The Dollar and Kraay (2000) paper has proved to be remarkably influential with many of
its conclusions widely quoted, particularly in support of the open market policies of the
?Washington consensus?. However, although there have been a number of critical
commentaries there have been very few formal analyses of the results or of the robustness
of the support which they provide for the policy conclusions. In this paper the Dollar and
Kraay results are investigated from a number of different perspectives. First, a number of
questions are raised about the approach adopted. In particular, the Dollar and Kraay
paper is notable for having no theoretical structure supporting the specification of the
equations.
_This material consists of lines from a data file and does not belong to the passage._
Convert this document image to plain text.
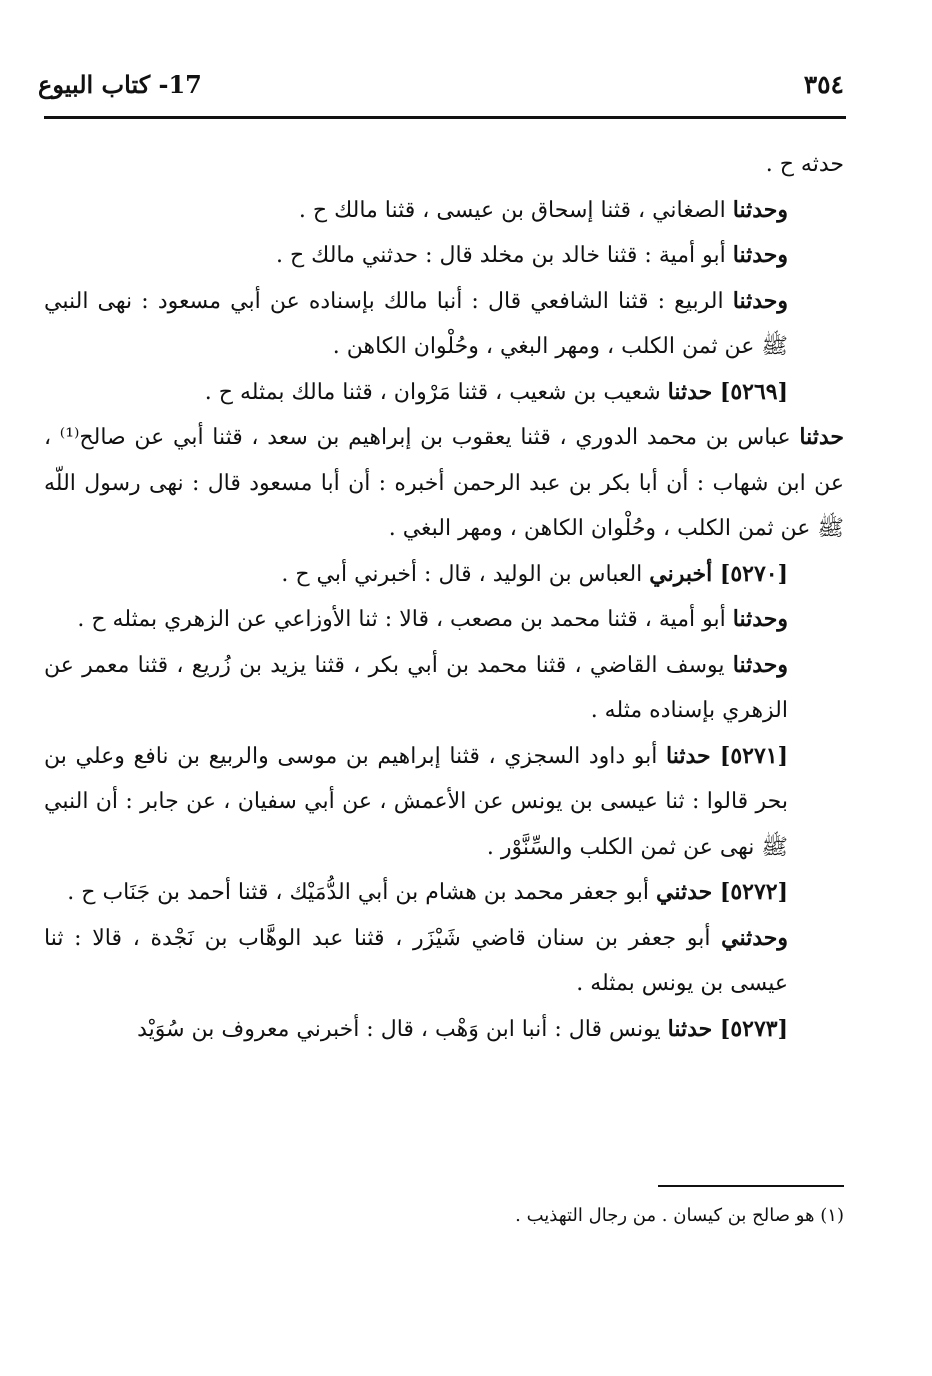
٣٥٤
17- كتاب البيوع

حدثه ح .

وحدثنا الصغاني ، قثنا إسحاق بن عيسى ، قثنا مالك ح .

وحدثنا أبو أمية : قثنا خالد بن مخلد قال : حدثني مالك ح .

وحدثنا الربيع : قثنا الشافعي قال : أنبا مالك بإسناده عن أبي مسعود : نهى النبي ﷺ عن ثمن الكلب ، ومهر البغي ، وحُلْوان الكاهن .

[٥٢٦٩] حدثنا شعيب بن شعيب ، قثنا مَرْوان ، قثنا مالك بمثله ح .

حدثنا عباس بن محمد الدوري ، قثنا يعقوب بن إبراهيم بن سعد ، قثنا أبي عن صالح⁽¹⁾ ، عن ابن شهاب : أن أبا بكر بن عبد الرحمن أخبره : أن أبا مسعود قال : نهى رسول اللّه ﷺ عن ثمن الكلب ، وحُلْوان الكاهن ، ومهر البغي .

[٥٢٧٠] أخبرني العباس بن الوليد ، قال : أخبرني أبي ح .

وحدثنا أبو أمية ، قثنا محمد بن مصعب ، قالا : ثنا الأوزاعي عن الزهري بمثله ح .

وحدثنا يوسف القاضي ، قثنا محمد بن أبي بكر ، قثنا يزيد بن زُريع ، قثنا معمر عن الزهري بإسناده مثله .

[٥٢٧١] حدثنا أبو داود السجزي ، قثنا إبراهيم بن موسى والربيع بن نافع وعلي بن بحر قالوا : ثنا عيسى بن يونس عن الأعمش ، عن أبي سفيان ، عن جابر : أن النبي ﷺ نهى عن ثمن الكلب والسِّنَّوْر .

[٥٢٧٢] حدثني أبو جعفر محمد بن هشام بن أبي الدُّمَيْك ، قثنا أحمد بن جَنَاب ح .

وحدثني أبو جعفر بن سنان قاضي شَيْزَر ، قثنا عبد الوهَّاب بن نَجْدة ، قالا : ثنا عيسى بن يونس بمثله .

[٥٢٧٣] حدثنا يونس قال : أنبا ابن وَهْب ، قال : أخبرني معروف بن سُوَيْد

(١) هو صالح بن كيسان . من رجال التهذيب .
It is unclear how much significance therefore can be attached to the
correlations uncovered. In addition, there are the well-known difficulties of drawing
conclusions from large cross section samples as well as the attendant problems of data
quality. Finally, the identification of poverty with the income of the lowest quintile does
not map into either an absolute or relative measure of poverty. There are thus grounds for
an initial scepticism. However, this paper then considers in some detail the precise
results reported in Dollar and Kraay. The results are replicated and a number of
experiments with different regressors and different samples are performed. It is found
that the central result of a strong correlation between average per capita income and the
income of the lowest quintile is robust and holds under all of the various regressions.
However, a number of important caveats are noted. First, a similarly strong result is also
found for the higher quintiles. One is entitled to wonder whether the regressions are
picking up any movement in the distribution of income, which is known to have changed
markedly in a number of countries. Second, the significance of the other regressors in
Dollar and Kraay, upon which much of the policy support hinges, changes dramatically
under different samples and equations. Although the negative impact of inflation is
maintained in most, but not all, of the alternative experiments, the significance of the
openness variable vanishes while the significance of the rule of law variable, for which
Dollar and Kraay found no evidence, emerges strongly. In addition, when the Gini
coefficient is substituted for the income of the bottom quintile the performance of the
equation falls markedly, with, however, a strong negative correlation with average
income suggesting that higher income reduces inequality. It is unclear how this result is
consistent with the Dollar and Kraay findings. The implications of this paper are that in
general the policy prescriptions associated with the Dollar and Kraay regressions cannot
be sustained. In addition, the weakness of the variable chosen to measure poverty and the
differing support provided in different specifications for the other regressors fully
justifies the initial scepticism and invites further research in this area.